Human capital is enhanced by education. Studies have shown that each year in education could raise incomes by between 5 and 10 per cent. Scrap a term of school, and it is conceivable that a generation will earn 2-3 per cent less over the course of their working lives.

And lost output in the education sector – which accounts for between 5 and 6% of the UK economy (this figure includes nurseries and universities as well as schools) – comes at a significant cost. If we assume that 2% of national output is lost for three months, that is a total hit of about £11bn.

Further, eight million households have school-age children. The productivity of working parents who are stuck at home will be dented to the point where, Jessop writes, it could double the short-term costs.

But we are not just faced with the binary choice of open vs shut. If we insist on staying 2 metres apart – which would surely require militant monitoring among younger year groups – we must start to think laterally. Get children in the classroom at weekends. Keep schools open throughout the summer. Accept that children may not be in school 8am-3pm Monday-Friday but acknowledge that intermittent face-to-face far surpasses the status quo.

It would be far better, of course, to abandon social distancing in schools. There is mounting evidence that children are not vectors of the disease and Professor Sir David Spiegelhalter, a statistician at Cambridge University, has estimated that the risk to children under 15 of catching and then dying from coronavirus is one in 5.3m. Across the globe, hundreds of thousands of pupils experiencing education as in the pre-Covid era – no bubbles, no social distancing – just good old fashioned learning.
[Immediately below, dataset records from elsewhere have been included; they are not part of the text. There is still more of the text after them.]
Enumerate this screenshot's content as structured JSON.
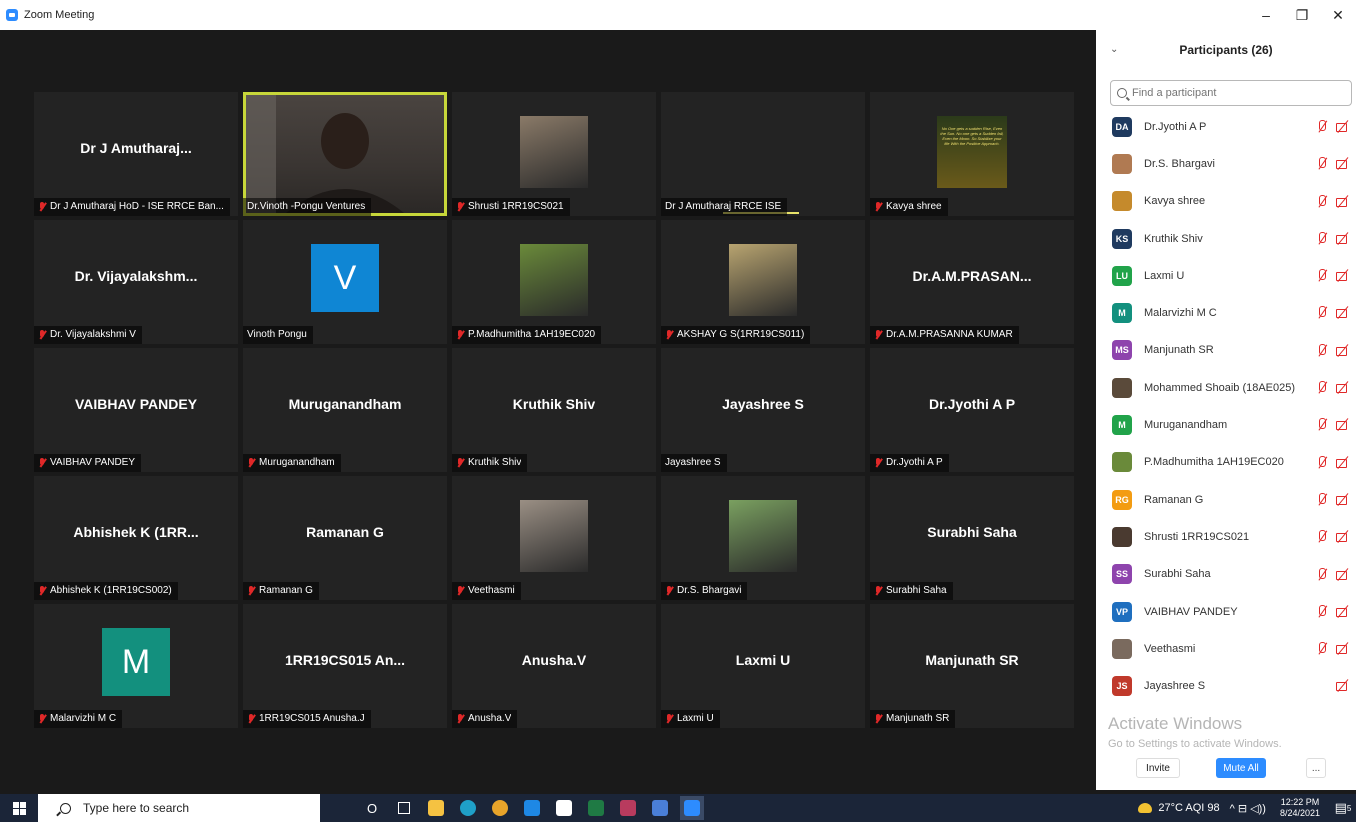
{
  "window": {
    "title": "Zoom Meeting",
    "minimize": "–",
    "maximize": "❐",
    "close": "✕"
  },
  "tiles": [
    {
      "big": "Dr J Amutharaj...",
      "caption": "Dr J Amutharaj HoD - ISE RRCE Ban...",
      "muted": true,
      "kind": "name"
    },
    {
      "big": "",
      "caption": "Dr.Vinoth -Pongu Ventures",
      "muted": false,
      "kind": "video"
    },
    {
      "big": "",
      "caption": "Shrusti 1RR19CS021",
      "muted": true,
      "kind": "photo",
      "photo": "#8a7a68"
    },
    {
      "big": "",
      "caption": "Dr J Amutharaj RRCE ISE",
      "muted": false,
      "kind": "empty"
    },
    {
      "big": "",
      "caption": "Kavya shree",
      "muted": true,
      "kind": "quote",
      "quote": "No One gets a sudden Rise, Even the Sun. No one gets a Sudden fall, Even the Moon. So Stabilize your life With the Positive Approach."
    },
    {
      "big": "Dr. Vijayalakshm...",
      "caption": "Dr. Vijayalakshmi V",
      "muted": true,
      "kind": "name"
    },
    {
      "big": "",
      "caption": "Vinoth Pongu",
      "muted": false,
      "kind": "avatar",
      "letter": "V",
      "color": "#0f86d4"
    },
    {
      "big": "",
      "caption": "P.Madhumitha 1AH19EC020",
      "muted": true,
      "kind": "photo",
      "photo": "#6a8a3a"
    },
    {
      "big": "",
      "caption": "AKSHAY G S(1RR19CS011)",
      "muted": true,
      "kind": "photo",
      "photo": "#b8a470"
    },
    {
      "big": "Dr.A.M.PRASAN...",
      "caption": "Dr.A.M.PRASANNA KUMAR",
      "muted": true,
      "kind": "name"
    },
    {
      "big": "VAIBHAV PANDEY",
      "caption": "VAIBHAV PANDEY",
      "muted": true,
      "kind": "name"
    },
    {
      "big": "Muruganandham",
      "caption": "Muruganandham",
      "muted": true,
      "kind": "name"
    },
    {
      "big": "Kruthik Shiv",
      "caption": "Kruthik Shiv",
      "muted": true,
      "kind": "name"
    },
    {
      "big": "Jayashree S",
      "caption": "Jayashree S",
      "muted": false,
      "kind": "name"
    },
    {
      "big": "Dr.Jyothi A P",
      "caption": "Dr.Jyothi A P",
      "muted": true,
      "kind": "name"
    },
    {
      "big": "Abhishek K (1RR...",
      "caption": "Abhishek K (1RR19CS002)",
      "muted": true,
      "kind": "name"
    },
    {
      "big": "Ramanan G",
      "caption": "Ramanan G",
      "muted": true,
      "kind": "name"
    },
    {
      "big": "",
      "caption": "Veethasmi",
      "muted": true,
      "kind": "photo",
      "photo": "#9a8f84"
    },
    {
      "big": "",
      "caption": "Dr.S. Bhargavi",
      "muted": true,
      "kind": "photo",
      "photo": "#7aa060"
    },
    {
      "big": "Surabhi Saha",
      "caption": "Surabhi Saha",
      "muted": true,
      "kind": "name"
    },
    {
      "big": "",
      "caption": "Malarvizhi M C",
      "muted": true,
      "kind": "avatar",
      "letter": "M",
      "color": "#13907e"
    },
    {
      "big": "1RR19CS015 An...",
      "caption": "1RR19CS015 Anusha.J",
      "muted": true,
      "kind": "name"
    },
    {
      "big": "Anusha.V",
      "caption": "Anusha.V",
      "muted": true,
      "kind": "name"
    },
    {
      "big": "Laxmi U",
      "caption": "Laxmi U",
      "muted": true,
      "kind": "name"
    },
    {
      "big": "Manjunath SR",
      "caption": "Manjunath SR",
      "muted": true,
      "kind": "name"
    }
  ],
  "panel": {
    "title": "Participants (26)",
    "collapse": "⌄",
    "search_placeholder": "Find a participant",
    "participants": [
      {
        "initials": "DA",
        "name": "Dr.Jyothi A P",
        "color": "#1f3a5f",
        "mic": true
      },
      {
        "initials": "",
        "name": "Dr.S. Bhargavi",
        "color": "#b07a52",
        "mic": true
      },
      {
        "initials": "",
        "name": "Kavya shree",
        "color": "#c58a2c",
        "mic": true
      },
      {
        "initials": "KS",
        "name": "Kruthik Shiv",
        "color": "#1f3a5f",
        "mic": true
      },
      {
        "initials": "LU",
        "name": "Laxmi U",
        "color": "#21a34a",
        "mic": true
      },
      {
        "initials": "M",
        "name": "Malarvizhi M C",
        "color": "#13907e",
        "mic": true
      },
      {
        "initials": "MS",
        "name": "Manjunath SR",
        "color": "#8e44ad",
        "mic": true
      },
      {
        "initials": "",
        "name": "Mohammed Shoaib (18AE025)",
        "color": "#5a4a3a",
        "mic": true
      },
      {
        "initials": "M",
        "name": "Muruganandham",
        "color": "#21a34a",
        "mic": true
      },
      {
        "initials": "",
        "name": "P.Madhumitha 1AH19EC020",
        "color": "#6a8a3a",
        "mic": true
      },
      {
        "initials": "RG",
        "name": "Ramanan G",
        "color": "#f39c12",
        "mic": true
      },
      {
        "initials": "",
        "name": "Shrusti 1RR19CS021",
        "color": "#4a3a30",
        "mic": true
      },
      {
        "initials": "SS",
        "name": "Surabhi Saha",
        "color": "#8e44ad",
        "mic": true
      },
      {
        "initials": "VP",
        "name": "VAIBHAV PANDEY",
        "color": "#1f6fbf",
        "mic": true
      },
      {
        "initials": "",
        "name": "Veethasmi",
        "color": "#7a6a5e",
        "mic": true
      },
      {
        "initials": "JS",
        "name": "Jayashree S",
        "color": "#c0392b",
        "mic": false
      }
    ],
    "activate_title": "Activate Windows",
    "activate_sub": "Go to Settings to activate Windows.",
    "invite": "Invite",
    "mute_all": "Mute All",
    "more": "..."
  },
  "taskbar": {
    "search_placeholder": "Type here to search",
    "cortana": "O",
    "weather": "27°C  AQI 98",
    "tray_icons": "^  ⊟  ◁))",
    "time": "12:22 PM",
    "date": "8/24/2021",
    "notif": "5"
  }
}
We would need to mitigate against inevitable flare ups – by adopting a healthy obsession with hand-washing, for instance – and shut schools where cases are identified. But an advantage to the glacial speed with which we’ve reopened schools is that we can learn best practice from overseas.

Over the course of three days in September 1939, 1.5m children were evacuated out of the cities and into the countryside. We knocked up a “Nightingale hospital” in a few weeks. We now need the same level of commitment towards salvaging the life chances of a generation of children.

After all, this is one area where the state can take control. Reopen schools with gusto and you signal to parents across the nation that it is safe for their children to return. Even with half of primary schools open, only 7% of children were in school on 4 June. If we continue to delay, to equivocate, then we may come to find that it is harder to give people’s civil liberties back than it was to take them away.

Annabel Denham is Director of Communications at the Institute of Economic Affairs.